The power meter will give you areas of your riding that you need to work at, and allow you to work on precisely the right areas. As long as you keep your end goal clear, a long with what you need to work on to get there, the power data will give you the perfect platform to work off.

Tracking Progress:

It’s easy to track progress by riding the same course again and seeing if you go quicker… right? Well maybe it’s not that simple, the weather can affect it, the bike you were on, what you were wearing, the position you rode in.. amongst a lot of other factors. Power will give you a definite output so you can see your progress regardless of speed.


Your heart rate may not vary much through the course of a season, maybe a few beats here or there. Which in turn can be massively impacted by things such as stress, sleep, nutrition… However your power might increase massively. With this number you can really see when you’re moving well.

The power meter won’t lie to you. If in March you max effort for 20 minutes is 280 watts, but by August it has increased to 310 watts, you know you’ll have made a vast improvement. As long as the heart rate is in a similar region, you’ll be able to see the gains you’ve made.

Pacing for Training and Racing:

Similar to being able to track improvements, you can also make them. By knowing what you want to work on, you’ll be able to set your training programme accordingly. If you need to work on your bursts throughout a road race, or longer more controlled efforts for time trialling, you’ll be able to work accordingly.

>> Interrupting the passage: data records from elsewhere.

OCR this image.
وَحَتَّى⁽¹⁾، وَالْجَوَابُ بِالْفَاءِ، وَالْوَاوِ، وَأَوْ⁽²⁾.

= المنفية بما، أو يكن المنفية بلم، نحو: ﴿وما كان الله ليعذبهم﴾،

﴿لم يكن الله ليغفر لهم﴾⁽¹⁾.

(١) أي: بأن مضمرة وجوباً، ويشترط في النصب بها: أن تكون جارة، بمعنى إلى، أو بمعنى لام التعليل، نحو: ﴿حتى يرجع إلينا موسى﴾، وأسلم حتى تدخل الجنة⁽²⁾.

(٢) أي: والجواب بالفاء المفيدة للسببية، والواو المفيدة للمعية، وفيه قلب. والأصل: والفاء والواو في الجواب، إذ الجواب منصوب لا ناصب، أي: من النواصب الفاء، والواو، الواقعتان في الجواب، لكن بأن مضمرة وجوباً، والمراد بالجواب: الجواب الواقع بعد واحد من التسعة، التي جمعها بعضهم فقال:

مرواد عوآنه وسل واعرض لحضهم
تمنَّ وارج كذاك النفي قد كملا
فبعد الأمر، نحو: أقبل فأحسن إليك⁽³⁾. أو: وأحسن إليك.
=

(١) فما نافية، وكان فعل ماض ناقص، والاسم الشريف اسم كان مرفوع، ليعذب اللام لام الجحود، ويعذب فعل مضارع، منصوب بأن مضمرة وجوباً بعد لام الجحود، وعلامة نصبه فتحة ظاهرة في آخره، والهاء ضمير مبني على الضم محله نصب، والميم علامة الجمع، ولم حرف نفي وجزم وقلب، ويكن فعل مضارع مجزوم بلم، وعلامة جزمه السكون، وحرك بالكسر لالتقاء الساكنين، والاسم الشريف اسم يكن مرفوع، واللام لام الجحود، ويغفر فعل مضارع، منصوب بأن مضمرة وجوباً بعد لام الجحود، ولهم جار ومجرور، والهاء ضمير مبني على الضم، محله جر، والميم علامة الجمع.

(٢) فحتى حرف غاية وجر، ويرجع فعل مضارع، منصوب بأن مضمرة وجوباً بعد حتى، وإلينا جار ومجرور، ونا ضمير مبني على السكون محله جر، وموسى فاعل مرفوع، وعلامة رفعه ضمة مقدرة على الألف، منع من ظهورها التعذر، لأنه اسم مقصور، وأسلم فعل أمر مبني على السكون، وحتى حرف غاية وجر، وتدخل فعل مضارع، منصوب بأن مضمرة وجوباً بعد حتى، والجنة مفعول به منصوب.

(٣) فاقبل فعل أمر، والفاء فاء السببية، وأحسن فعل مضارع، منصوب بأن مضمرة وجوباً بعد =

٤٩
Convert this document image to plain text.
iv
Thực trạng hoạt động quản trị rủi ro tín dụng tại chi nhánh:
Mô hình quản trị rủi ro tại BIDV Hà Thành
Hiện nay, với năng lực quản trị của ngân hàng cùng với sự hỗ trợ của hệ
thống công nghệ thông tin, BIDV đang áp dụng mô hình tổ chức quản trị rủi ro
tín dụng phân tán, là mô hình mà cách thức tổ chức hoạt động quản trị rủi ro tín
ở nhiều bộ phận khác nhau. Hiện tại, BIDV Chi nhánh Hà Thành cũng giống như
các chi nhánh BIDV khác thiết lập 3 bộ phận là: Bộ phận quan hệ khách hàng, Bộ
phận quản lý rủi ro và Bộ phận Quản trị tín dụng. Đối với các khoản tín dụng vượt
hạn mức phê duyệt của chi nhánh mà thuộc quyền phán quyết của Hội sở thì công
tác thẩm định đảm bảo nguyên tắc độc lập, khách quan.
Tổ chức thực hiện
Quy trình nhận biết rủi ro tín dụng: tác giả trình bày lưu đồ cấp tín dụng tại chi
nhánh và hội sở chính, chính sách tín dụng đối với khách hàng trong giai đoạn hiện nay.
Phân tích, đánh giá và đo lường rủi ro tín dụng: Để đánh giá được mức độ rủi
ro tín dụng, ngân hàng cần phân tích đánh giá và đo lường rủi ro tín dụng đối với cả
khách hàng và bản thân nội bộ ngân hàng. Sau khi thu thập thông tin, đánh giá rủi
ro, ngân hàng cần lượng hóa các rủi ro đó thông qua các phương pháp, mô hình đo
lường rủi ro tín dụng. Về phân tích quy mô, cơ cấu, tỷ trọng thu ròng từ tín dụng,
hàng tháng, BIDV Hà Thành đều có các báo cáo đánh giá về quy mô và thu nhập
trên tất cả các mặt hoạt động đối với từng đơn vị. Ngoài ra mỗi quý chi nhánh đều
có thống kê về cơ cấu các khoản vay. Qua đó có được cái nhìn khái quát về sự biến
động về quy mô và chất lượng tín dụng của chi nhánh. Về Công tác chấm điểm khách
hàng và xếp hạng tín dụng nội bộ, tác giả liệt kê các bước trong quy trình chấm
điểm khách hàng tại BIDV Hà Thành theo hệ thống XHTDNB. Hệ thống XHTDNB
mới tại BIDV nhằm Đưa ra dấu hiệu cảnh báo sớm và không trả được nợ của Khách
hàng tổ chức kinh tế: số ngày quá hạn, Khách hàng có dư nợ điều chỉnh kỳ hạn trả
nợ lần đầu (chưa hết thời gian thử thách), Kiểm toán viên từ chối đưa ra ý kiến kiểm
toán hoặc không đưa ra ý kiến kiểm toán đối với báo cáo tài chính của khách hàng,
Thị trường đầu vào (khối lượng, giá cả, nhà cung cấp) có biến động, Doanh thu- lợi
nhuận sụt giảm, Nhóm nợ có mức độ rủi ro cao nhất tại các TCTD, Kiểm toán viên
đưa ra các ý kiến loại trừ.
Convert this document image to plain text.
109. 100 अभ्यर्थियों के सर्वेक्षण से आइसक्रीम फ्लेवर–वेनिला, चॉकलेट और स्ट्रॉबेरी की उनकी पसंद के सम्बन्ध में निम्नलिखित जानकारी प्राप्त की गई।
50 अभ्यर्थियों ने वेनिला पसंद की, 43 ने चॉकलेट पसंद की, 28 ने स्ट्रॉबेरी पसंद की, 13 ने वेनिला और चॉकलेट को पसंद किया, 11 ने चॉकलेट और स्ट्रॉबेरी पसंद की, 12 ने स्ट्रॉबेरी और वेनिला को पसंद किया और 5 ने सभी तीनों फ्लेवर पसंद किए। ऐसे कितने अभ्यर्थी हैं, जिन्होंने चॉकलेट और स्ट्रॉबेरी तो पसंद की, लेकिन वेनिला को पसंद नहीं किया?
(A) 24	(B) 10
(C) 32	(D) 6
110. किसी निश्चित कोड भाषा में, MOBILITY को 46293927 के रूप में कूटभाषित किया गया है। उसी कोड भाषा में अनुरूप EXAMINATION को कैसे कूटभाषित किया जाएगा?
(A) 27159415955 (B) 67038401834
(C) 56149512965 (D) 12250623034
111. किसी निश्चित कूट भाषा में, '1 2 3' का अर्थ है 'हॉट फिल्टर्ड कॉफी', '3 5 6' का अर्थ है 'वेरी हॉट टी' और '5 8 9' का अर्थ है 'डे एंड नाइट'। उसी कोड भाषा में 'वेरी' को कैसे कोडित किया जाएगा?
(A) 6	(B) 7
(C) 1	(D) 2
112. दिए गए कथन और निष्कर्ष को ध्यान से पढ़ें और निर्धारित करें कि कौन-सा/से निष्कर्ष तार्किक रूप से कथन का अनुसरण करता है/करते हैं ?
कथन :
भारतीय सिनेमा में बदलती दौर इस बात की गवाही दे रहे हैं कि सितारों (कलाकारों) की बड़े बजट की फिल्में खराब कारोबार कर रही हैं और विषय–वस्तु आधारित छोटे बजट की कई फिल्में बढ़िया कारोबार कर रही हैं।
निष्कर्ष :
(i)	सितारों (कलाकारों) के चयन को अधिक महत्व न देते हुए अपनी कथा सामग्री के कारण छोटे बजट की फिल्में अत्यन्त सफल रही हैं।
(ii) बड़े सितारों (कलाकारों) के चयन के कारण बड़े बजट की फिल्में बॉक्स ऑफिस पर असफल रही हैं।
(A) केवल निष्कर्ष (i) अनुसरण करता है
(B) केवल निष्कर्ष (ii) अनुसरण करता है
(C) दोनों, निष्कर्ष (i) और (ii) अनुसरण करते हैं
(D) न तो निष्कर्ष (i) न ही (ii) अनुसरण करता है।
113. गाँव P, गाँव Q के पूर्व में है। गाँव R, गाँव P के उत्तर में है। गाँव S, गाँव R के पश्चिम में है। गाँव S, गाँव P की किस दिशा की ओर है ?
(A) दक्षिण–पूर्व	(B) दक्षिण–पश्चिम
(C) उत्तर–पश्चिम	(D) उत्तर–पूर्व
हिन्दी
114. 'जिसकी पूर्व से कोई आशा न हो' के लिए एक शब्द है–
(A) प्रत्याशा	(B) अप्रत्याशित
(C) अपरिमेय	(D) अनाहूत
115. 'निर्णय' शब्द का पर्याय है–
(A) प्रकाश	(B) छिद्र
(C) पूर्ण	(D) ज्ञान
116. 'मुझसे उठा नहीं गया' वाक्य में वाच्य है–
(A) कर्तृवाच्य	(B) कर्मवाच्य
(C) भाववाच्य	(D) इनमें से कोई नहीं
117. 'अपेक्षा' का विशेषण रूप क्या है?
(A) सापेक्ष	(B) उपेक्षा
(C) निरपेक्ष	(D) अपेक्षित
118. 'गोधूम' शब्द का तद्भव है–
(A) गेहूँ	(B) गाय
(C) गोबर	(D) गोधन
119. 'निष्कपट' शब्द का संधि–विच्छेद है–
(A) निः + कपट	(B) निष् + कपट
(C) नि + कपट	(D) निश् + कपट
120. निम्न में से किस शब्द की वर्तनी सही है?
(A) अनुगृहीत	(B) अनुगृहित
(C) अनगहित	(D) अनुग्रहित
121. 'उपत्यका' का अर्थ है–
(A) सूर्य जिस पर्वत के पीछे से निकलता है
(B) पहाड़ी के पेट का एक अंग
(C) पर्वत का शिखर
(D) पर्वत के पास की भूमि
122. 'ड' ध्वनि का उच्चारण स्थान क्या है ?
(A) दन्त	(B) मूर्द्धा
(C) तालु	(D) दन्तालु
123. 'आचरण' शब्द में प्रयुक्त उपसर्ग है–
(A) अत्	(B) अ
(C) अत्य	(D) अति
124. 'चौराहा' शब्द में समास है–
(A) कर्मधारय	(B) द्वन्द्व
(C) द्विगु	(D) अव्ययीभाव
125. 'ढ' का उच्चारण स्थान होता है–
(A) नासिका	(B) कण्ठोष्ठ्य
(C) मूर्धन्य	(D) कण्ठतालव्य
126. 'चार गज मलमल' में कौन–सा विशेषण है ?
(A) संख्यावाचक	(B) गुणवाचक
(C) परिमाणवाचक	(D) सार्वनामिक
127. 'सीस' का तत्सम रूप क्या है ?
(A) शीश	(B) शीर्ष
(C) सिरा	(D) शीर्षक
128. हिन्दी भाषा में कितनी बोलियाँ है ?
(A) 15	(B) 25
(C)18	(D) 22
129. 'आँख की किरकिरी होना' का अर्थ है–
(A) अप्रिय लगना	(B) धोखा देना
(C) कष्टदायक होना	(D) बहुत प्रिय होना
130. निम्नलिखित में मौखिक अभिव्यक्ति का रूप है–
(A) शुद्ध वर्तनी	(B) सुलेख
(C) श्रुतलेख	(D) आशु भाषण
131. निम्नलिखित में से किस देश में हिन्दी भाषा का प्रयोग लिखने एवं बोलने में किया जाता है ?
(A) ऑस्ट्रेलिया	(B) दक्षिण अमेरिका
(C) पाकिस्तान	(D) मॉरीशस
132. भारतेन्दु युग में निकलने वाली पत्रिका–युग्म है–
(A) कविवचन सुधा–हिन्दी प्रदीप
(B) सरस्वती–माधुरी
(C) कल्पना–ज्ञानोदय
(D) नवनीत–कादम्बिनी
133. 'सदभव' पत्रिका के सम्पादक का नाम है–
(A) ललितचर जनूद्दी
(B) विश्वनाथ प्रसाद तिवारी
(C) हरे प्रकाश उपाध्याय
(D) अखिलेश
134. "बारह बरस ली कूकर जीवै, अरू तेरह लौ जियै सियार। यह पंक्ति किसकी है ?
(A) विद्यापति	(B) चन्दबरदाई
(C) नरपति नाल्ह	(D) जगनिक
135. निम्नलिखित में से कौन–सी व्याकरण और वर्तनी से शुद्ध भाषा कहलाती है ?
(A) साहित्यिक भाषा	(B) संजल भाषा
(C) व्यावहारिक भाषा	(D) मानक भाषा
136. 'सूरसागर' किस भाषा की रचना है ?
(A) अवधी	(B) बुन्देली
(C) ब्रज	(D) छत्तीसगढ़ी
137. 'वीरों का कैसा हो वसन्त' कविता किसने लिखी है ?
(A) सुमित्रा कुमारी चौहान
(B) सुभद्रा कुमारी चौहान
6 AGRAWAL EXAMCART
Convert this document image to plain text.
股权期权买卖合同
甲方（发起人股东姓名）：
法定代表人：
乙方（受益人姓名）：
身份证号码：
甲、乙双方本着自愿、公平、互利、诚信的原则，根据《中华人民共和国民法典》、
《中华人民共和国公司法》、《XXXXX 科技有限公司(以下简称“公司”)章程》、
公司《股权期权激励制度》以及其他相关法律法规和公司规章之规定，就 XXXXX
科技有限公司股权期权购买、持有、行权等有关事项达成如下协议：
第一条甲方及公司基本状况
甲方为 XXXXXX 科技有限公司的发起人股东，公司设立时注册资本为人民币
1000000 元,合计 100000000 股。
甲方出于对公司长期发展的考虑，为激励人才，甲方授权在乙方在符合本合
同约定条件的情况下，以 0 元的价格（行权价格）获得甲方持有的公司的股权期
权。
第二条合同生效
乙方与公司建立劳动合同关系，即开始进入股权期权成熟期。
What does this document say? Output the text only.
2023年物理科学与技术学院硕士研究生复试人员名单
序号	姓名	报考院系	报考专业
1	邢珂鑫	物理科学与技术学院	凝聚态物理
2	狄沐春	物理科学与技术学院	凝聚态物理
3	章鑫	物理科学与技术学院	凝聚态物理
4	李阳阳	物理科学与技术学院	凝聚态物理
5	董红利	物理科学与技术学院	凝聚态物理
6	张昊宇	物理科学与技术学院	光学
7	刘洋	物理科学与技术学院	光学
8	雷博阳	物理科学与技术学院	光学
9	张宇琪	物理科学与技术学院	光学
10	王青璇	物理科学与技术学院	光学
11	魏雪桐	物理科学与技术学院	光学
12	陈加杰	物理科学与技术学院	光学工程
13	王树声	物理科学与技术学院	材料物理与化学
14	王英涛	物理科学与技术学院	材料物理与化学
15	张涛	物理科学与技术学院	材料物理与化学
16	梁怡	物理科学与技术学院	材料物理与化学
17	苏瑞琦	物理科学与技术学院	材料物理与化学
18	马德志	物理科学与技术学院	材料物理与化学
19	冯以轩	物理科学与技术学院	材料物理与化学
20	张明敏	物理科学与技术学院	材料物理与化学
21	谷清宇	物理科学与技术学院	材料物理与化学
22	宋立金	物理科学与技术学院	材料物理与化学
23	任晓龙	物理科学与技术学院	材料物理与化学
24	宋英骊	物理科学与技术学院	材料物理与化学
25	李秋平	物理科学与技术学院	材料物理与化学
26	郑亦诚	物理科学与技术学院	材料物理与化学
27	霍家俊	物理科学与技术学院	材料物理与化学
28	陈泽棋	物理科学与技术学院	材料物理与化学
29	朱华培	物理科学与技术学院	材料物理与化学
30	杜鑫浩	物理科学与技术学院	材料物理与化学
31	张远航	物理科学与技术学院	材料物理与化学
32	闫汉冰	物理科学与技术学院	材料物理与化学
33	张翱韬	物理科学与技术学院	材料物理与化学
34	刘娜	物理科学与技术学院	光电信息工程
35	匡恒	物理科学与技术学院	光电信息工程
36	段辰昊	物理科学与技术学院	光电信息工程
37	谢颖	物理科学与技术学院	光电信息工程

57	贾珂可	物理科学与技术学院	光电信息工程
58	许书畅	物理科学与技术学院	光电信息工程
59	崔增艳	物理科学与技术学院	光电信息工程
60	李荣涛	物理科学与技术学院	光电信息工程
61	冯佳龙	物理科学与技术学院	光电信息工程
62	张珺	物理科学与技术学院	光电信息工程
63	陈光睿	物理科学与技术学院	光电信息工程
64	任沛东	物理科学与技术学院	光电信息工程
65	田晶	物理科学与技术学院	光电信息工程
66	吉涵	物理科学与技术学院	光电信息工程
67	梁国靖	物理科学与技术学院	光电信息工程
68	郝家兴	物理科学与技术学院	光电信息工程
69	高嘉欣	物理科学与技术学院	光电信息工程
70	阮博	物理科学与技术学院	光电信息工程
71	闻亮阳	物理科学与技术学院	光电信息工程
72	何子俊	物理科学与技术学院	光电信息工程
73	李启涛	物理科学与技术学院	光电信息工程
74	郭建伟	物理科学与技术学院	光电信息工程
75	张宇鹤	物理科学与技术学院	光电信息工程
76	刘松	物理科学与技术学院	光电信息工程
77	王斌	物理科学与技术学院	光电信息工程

This will begin to start to outline your training plan, what you need to work on and when. You’ll need to manage your stress score – the amount of stress you put your body under. This is so that you get the optimum amount of recovery. Flesh out the programme with some other, less specific sessions and you’ll soon have the outline of the week.


This will make all your goals much more achievable. You know exactly where you need to be and when, as well as how to get there. By ticking off the sessions you’ll slowly be able to see your body working towards where it needs to be.

In races you’ll know what power you can hold for different amounts of time. This will mean that you never go over your limits or burn out. In training you can pace your efforts perfectly so you don’t go out far too fast and end up blowing up short.

The fastest way from A to B is to put out a constant power. A constant effort or negative splits will certainly get you to the top of the climb fastest, so now there are no excuses for blowing up halfway! Go get the new pb you’ve been chasing for seasons!

It’ll never lose value:

Power meters aren’t the cheapest of items, and they often slip outside of the monthly budget for your cycling hobbies. But if you can get one, it’ll be a gift that just keeps on giving. The value it’ll hold won’t necessarily be monetary, but it’ll help you improve your riding to no end.

A new bike, skinsuit, wheels will all improve your times on racing, but you’ll only see the improvement once. They’ll buy you some time but they won’t continue to make you faster and faster.


Buying a power meter will give you consistent improvements through your cycling career and help you reach your full potential. So… what are you waiting for?!